Über den ersten rauchfreien Tag kursieren Zeitleisten, die minutengenau auflisten, was sich angeblich wann verbessert. Vieles davon ist zugespitzt. Was sich belastbar sagen lässt, steht hier.
Die ersten Stunden: Kohlenmonoxid
Tabakrauch enthält Kohlenmonoxid. Es bindet sich an den roten Blutfarbstoff und besetzt dort Plätze, die eigentlich dem Sauerstoff gehören – die Sauerstoffversorgung ist entsprechend schlechter.
Dieser Effekt bildet sich schnell zurück. Ohne Nachschub sinkt der Kohlenmonoxidanteil im Blut im Lauf des ersten Tages deutlich, und der Sauerstofftransport normalisiert sich. Das ist die am besten belegte kurzfristige Veränderung.
Spürbar ist sie meist nicht direkt. Wer eine Verbesserung bemerkt, bemerkt sie eher nach Tagen – etwa beim Treppensteigen oder am Geruchssinn.
Nikotin: der Entzug beginnt
Nikotin wird vom Körper rasch abgebaut. Schon wenige Stunden nach der letzten Zigarette macht sich das bemerkbar, und die ersten Tage sind in der Regel die intensivsten.
Typisch sind Unruhe, Gereiztheit, Konzentrationsprobleme, gesteigerter Appetit, Schlafstörungen und ein starkes Verlangen, das in Wellen kommt.

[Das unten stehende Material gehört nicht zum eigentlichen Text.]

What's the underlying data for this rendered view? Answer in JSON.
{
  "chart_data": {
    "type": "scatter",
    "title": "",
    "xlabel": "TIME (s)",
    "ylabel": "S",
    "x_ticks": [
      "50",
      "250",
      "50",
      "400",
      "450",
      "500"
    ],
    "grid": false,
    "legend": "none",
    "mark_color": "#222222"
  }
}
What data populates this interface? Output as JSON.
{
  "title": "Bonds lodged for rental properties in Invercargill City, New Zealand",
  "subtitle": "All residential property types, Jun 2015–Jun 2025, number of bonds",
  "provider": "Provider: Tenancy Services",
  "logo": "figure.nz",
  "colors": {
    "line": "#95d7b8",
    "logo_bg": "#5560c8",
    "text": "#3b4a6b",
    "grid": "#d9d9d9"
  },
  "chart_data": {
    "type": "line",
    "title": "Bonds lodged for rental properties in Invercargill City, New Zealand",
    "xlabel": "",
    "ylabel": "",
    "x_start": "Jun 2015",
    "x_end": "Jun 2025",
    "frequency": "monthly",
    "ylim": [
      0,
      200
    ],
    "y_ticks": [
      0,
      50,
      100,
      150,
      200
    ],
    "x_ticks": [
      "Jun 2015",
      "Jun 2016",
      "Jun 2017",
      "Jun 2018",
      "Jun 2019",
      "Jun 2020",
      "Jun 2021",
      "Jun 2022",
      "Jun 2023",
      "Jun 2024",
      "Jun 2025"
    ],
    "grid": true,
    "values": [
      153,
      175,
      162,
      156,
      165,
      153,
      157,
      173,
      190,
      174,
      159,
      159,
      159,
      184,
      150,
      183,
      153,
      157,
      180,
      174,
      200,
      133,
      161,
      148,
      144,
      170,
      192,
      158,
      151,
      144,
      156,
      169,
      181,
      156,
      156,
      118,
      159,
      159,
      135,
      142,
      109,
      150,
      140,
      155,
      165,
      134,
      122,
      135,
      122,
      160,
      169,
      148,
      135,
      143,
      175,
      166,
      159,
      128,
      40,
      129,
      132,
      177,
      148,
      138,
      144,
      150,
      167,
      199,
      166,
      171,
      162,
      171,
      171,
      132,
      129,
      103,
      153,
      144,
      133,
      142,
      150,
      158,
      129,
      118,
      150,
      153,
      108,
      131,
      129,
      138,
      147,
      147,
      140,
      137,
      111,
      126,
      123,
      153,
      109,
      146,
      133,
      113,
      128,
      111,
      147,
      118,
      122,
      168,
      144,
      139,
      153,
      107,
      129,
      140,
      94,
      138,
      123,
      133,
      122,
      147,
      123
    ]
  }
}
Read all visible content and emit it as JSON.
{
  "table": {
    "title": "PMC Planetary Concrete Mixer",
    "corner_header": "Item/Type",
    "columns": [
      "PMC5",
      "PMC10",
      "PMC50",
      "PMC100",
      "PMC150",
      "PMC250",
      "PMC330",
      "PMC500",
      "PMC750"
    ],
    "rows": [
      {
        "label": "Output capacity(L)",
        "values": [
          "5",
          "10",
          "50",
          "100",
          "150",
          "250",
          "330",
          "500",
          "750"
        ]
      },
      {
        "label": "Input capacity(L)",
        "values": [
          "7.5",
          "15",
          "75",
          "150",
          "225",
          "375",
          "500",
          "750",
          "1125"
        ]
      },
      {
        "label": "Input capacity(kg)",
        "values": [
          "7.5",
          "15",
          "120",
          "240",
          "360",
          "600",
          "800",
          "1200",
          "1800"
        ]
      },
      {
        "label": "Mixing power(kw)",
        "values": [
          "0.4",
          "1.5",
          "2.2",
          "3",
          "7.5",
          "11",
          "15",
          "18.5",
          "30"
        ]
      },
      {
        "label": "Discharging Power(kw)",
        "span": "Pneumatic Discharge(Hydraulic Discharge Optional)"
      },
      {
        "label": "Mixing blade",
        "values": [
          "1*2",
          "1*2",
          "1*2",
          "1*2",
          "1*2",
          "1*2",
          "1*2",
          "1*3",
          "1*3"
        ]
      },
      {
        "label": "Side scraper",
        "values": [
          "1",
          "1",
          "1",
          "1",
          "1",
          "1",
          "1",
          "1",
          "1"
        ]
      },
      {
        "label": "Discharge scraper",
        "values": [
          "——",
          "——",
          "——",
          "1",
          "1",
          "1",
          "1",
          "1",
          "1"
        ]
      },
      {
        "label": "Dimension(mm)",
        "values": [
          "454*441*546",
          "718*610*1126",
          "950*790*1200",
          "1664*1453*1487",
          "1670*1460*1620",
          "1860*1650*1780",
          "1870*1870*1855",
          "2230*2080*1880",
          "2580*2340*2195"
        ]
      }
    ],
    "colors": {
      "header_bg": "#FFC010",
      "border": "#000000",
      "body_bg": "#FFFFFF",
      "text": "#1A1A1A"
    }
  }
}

Diese Wellen sind kurz – meist einige Minuten – und das ist die wichtigste Information des ganzen Tages: Verlangen geht vorüber, ob man raucht oder nicht.
Der Entzug klingt üblicherweise über die folgenden Wochen ab. Er ist unangenehm, aber er ist begrenzt und ungefährlich.
Warum der Kopf schwerer wiegt als der Körper
Der körperliche Entzug ist der kleinere Teil. Der größere ist das gelernte Muster: die Zigarette nach dem Essen, beim Kaffee, im Auto, in der Pause, beim Warten, beim Telefonieren.
Diese Verknüpfungen sind über Jahre entstanden und verschwinden nicht, weil das Nikotin weg ist. Sie melden sich an genau den Stellen, an denen sie immer kamen – und werden dort als Verlangen erlebt, obwohl sie eigentlich Gewohnheit sind.
Deshalb ist der erste Tag oft leichter als der zehnte. Am ersten Tag ist die Entscheidung frisch und die Aufmerksamkeit hoch. Schwierig wird es, wenn beides nachlässt.
Was am ersten Tag praktisch hilft
Planen Sie die kritischen Situationen vorher durch, nicht in dem Moment, in dem sie eintreten. Wer weiß, was er nach dem Mittagessen stattdessen tut, muss nicht verhandeln.
Verändern Sie die Umgebung: Reste, Feuerzeuge und Aschenbecher weg, Routinen leicht anders legen. Der Reiz verliert an Kraft, wenn die Kulisse nicht mehr stimmt.
Und lassen Sie die Wellen laufen. Eine Welle dauert Minuten. Etwas trinken, aufstehen, kurz nach draußen – das reicht meistens, um sie vorbeiziehen zu lassen.
Was Sie nicht überraschen sollte
Viele Menschen schlafen in den ersten Nächten schlechter und sind tagsüber unruhiger als sonst. Manche husten in den ersten Tagen mehr – die Selbstreinigung der Atemwege kommt wieder in Gang.
Auch ein gesteigerter Appetit ist üblich. Er ist Teil des Entzugs und kein Zeichen mangelnder Selbstbeherrschung.
Wenn Sie Medikamente einnehmen, kann ein Rauchstopp deren Wirkung beeinflussen. Sprechen Sie das ärztlich ab, bevor Sie aufhören.
Nach dem ersten Tag
Ein einzelner Tag beweist wenig, aber er widerlegt etwas: die Vorstellung, es sei unmöglich. Das ist mehr, als es klingt.
Für die Zeit danach ist entscheidend, was an den Stellen passiert, an denen die Aufmerksamkeit nachlässt. Wer es bereits mehrfach versucht hat, weiß das – und sollte daraus nicht schließen, dass er es nicht kann, sondern dass bisher am falschen Punkt angesetzt wurde.